En 1990, la relation entre Liège et le Tour se renforce. À la demande du Pesant Club Liégeois, propriétaire de Liège-Bastogne-Liège, la Société du Tour de France puis ASO organisent l’épreuve avant de la racheter. Liège et sa province accueilleront, après cet accord, une demi-douzaine de fois le Tour, notamment en 2001, où Erik Zabel est victorieux à Seraing devant Emmanuel Magnien et Stefano Garzelli. Trois ans plus tard, Fabian Cancellara devancera Lance Armstrong de deux secondes à l’issue du prologue liégeois. La dernière visite du Tour dans la province de Liège remonte à 2010. La deuxième étape, Bruxelles-Spa, avait été marquée par la victoire de Sylvain Chavanel et la neutralisation de la course dans le final suite aux chutes des frères Schleck.
« Grande ferveur »
S’il y a une étape qui a davantage comptée que les autres, c’est bien celle du 8 juillet 1995, Charleroi-Liège, remportée par Johan Bruyneel devant Miguel Indurain. « L’espagnol avait déclenché la grande bagarre entre les favoris, se souvient Jean-Pierre Ropet. Il voulait marquer les esprits, mettre sa main sur la course en matant Bjarne Riis et Alex Zülle (Indurain a devancé ses deux rivaux de cinquante secondes à Liège, ndlr). Le lendemain il a remporté la huitième étape, un contre-la-montre entre Liège et Seraing. Pour moi, cette étape du 8 juillet a vraiment eu une incidence sur l’issue du Tour puisqu’elle a permis à Indurain de prendre le pouvoir très tôt (à l’issue de la huitième étape, ndlr). »

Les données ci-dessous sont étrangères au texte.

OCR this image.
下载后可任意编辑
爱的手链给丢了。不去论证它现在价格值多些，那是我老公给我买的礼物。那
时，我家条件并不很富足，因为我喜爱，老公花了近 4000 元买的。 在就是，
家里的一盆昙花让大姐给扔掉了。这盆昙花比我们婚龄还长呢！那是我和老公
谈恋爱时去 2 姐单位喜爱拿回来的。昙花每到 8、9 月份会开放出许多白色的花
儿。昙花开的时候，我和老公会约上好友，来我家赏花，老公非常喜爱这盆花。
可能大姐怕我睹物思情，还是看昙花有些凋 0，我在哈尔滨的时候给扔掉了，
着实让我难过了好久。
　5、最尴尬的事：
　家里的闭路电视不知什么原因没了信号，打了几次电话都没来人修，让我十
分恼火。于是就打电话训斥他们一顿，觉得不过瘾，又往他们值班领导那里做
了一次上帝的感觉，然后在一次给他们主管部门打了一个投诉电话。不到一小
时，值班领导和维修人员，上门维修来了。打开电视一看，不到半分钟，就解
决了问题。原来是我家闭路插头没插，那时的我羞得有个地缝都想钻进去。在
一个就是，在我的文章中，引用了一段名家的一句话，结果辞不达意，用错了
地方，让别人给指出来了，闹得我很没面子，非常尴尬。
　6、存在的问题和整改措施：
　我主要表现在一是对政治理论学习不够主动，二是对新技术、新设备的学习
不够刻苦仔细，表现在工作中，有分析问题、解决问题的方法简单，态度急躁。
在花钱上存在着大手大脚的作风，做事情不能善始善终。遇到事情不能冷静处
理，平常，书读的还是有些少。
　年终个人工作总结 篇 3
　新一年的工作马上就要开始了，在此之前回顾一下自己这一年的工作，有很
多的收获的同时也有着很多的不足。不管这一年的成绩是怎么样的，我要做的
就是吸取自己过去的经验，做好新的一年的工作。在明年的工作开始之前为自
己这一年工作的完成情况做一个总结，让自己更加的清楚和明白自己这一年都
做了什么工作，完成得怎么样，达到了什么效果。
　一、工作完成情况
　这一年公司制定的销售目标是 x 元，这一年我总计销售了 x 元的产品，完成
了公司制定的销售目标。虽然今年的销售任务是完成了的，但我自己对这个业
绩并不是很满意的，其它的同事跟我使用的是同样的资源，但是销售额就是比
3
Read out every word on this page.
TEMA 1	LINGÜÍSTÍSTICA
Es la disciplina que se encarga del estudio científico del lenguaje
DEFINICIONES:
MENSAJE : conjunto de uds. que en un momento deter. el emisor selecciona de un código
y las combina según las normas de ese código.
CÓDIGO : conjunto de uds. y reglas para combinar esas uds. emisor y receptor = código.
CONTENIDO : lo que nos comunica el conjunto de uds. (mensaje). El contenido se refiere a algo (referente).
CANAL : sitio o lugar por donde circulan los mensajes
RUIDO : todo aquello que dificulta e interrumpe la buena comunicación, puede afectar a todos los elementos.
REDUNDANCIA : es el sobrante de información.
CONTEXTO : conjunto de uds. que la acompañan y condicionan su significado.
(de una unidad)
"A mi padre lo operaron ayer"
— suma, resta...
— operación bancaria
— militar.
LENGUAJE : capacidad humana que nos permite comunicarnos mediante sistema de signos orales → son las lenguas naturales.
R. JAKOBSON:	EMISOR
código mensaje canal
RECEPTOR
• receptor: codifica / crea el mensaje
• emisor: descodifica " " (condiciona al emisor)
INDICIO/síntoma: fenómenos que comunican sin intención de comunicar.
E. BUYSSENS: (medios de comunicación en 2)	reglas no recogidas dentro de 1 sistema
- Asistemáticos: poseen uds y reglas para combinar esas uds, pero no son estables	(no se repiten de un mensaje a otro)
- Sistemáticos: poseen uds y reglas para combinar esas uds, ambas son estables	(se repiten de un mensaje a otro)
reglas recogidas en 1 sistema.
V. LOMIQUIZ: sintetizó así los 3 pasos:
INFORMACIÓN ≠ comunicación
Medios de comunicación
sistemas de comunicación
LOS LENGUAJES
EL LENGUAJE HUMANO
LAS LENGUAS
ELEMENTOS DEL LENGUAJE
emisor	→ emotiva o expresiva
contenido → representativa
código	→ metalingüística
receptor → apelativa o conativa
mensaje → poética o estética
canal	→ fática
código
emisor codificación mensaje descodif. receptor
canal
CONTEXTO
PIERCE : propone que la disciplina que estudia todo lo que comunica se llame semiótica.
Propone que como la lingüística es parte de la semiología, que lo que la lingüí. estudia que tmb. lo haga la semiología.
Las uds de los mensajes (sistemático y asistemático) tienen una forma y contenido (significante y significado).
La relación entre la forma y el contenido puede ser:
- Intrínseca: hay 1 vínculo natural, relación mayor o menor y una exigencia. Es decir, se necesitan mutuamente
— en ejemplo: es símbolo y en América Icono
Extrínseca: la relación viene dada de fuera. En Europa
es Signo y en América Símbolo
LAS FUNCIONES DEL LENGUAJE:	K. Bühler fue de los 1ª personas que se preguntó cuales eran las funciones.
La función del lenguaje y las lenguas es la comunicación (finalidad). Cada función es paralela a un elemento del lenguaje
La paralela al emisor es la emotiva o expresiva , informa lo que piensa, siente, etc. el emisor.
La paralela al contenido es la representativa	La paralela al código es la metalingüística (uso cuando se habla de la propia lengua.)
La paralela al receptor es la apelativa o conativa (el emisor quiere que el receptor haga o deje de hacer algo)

Le départ du Tour de Liège, en 2004, a également frappé les esprits. « Cela a été un succès sportif phénoménal, raconte Jean-Pierre Ropet. Les organisateurs disaient même que c’était la plus grande ferveur jamais vue pour le départ du Tour. Il y avait énormément de Néerlandais, d’Allemands, de Français. Le lendemain, sur l’étape Liège-Charleroi, le peloton a traversé toute la Wallonie et c’était un gros succès. Cette année, ça devrait être la même chose. En décembre, le parcours du prologue a été ouvert aux cyclotouristes, ce qui est rare, et depuis ça n’arrête pas, c’est impressionnant. C’est un instant de gloire pour les liégeois. » Plus qu’un Liège-Bastogne-Liège ? « Oui, répond l’historien sans ciller. Il y a une plus grande attente car c’est la plus grande course mondiale. C’est un événement hors-norme pour les gens. »

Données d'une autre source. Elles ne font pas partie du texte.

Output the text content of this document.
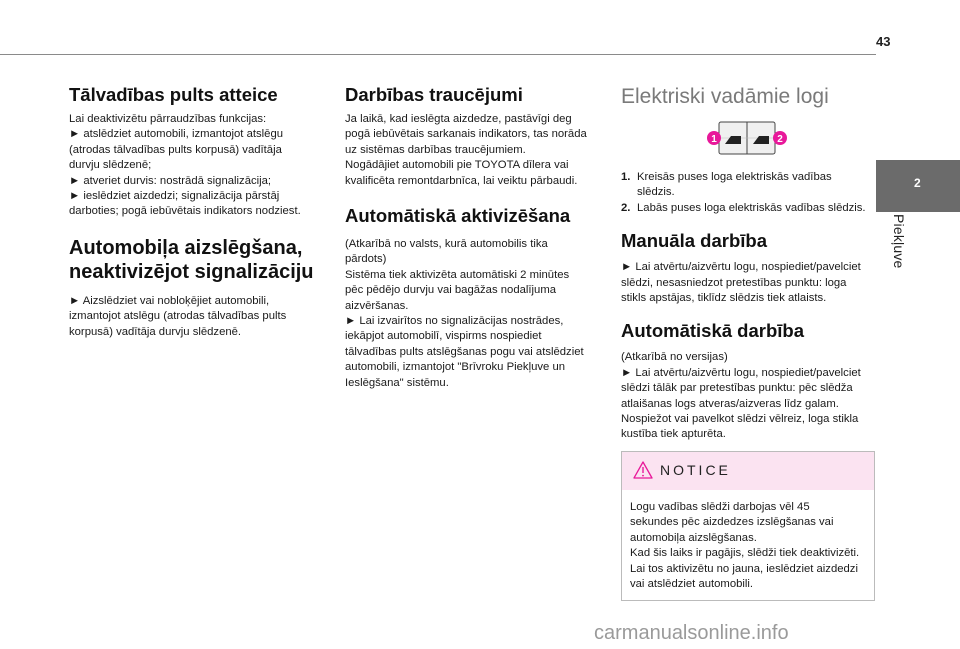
43
2
Piekļuve
Tālvadības pults atteice

Lai deaktivizētu pārraudzības funkcijas:
► atslēdziet automobili, izmantojot atslēgu
(atrodas tālvadības pults korpusā) vadītāja
durvju slēdzenē;
► atveriet durvis: nostrādā signalizācija;
► ieslēdziet aizdedzi; signalizācija pārstāj
darboties; pogā iebūvētais indikators nodziest.

Automobiļa aizslēgšana,
neaktivizējot signalizāciju

► Aizslēdziet vai nobloķējiet automobili,
izmantojot atslēgu (atrodas tālvadības pults
korpusā) vadītāja durvju slēdzenē.

Darbības traucējumi

Ja laikā, kad ieslēgta aizdedze, pastāvīgi deg
pogā iebūvētais sarkanais indikators, tas norāda
uz sistēmas darbības traucējumiem.
Nogādājiet automobili pie TOYOTA dīlera vai
kvalificēta remontdarbnīca, lai veiktu pārbaudi.

Automātiskā aktivizēšana

(Atkarībā no valsts, kurā automobilis tika
pārdots)
Sistēma tiek aktivizēta automātiski 2 minūtes
pēc pēdējo durvju vai bagāžas nodalījuma
aizvēršanas.
► Lai izvairītos no signalizācijas nostrādes,
iekāpjot automobilī, vispirms nospiediet
tālvadības pults atslēgšanas pogu vai atslēdziet
automobili, izmantojot "Brīvroku Piekļuve un
Ieslēgšana" sistēmu.

Elektriski vadāmie logi
1	2
1. Kreisās puses loga elektriskās vadības
slēdzis.
2. Labās puses loga elektriskās vadības slēdzis.
Manuāla darbība

► Lai atvērtu/aizvērtu logu, nospiediet/pavelciet
slēdzi, nesasniedzot pretestības punktu: loga
stikls apstājas, tiklīdz slēdzis tiek atlaists.

Automātiskā darbība

(Atkarībā no versijas)
► Lai atvērtu/aizvērtu logu, nospiediet/pavelciet
slēdzi tālāk par pretestības punktu: pēc slēdža
atlaišanas logs atveras/aizveras līdz galam.
Nospiežot vai pavelkot slēdzi vēlreiz, loga stikla
kustība tiek apturēta.

NOTICE

Logu vadības slēdži darbojas vēl 45
sekundes pēc aizdedzes izslēgšanas vai
automobiļa aizslēgšanas.
Kad šis laiks ir pagājis, slēdži tiek deaktivizēti.
Lai tos aktivizētu no jauna, ieslēdziet aizdedzi
vai atslēdziet automobili.

carmanualsonline.info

Cette ferveur ne s’est pas souvent nourrie des exploits d’un champion local : les cyclistes liégeois n’ont pas souvent marqué l’histoire du Tour. « Il y a bien eu la deuxième place de Jean Brankart en 1955 derrière Louison Bobet et devant Charly Gaul, mais c’est vrai que ça fait pas mal d’années qu’ils n’ont pas réalisé un grand résultat, note Jean-Pierre Ropet. Après, il nous reste des anecdotes. En 1931, le cycliste liégeois Georges Laloup décide de s’arrêter à 25 km de l’arrivée pour attendre durant vingt minutes ses poursuivants… parce qu’il s’ennuyait en roulant seul en tête ! Ou Jacques Coomans, qui crève une trentaine de fois en 1925. » Gageons que sur les hauteurs de Seraing, dimanche, Philippe Gilbert voudra renouer le fil entre les champions liégeois et la grande boucle.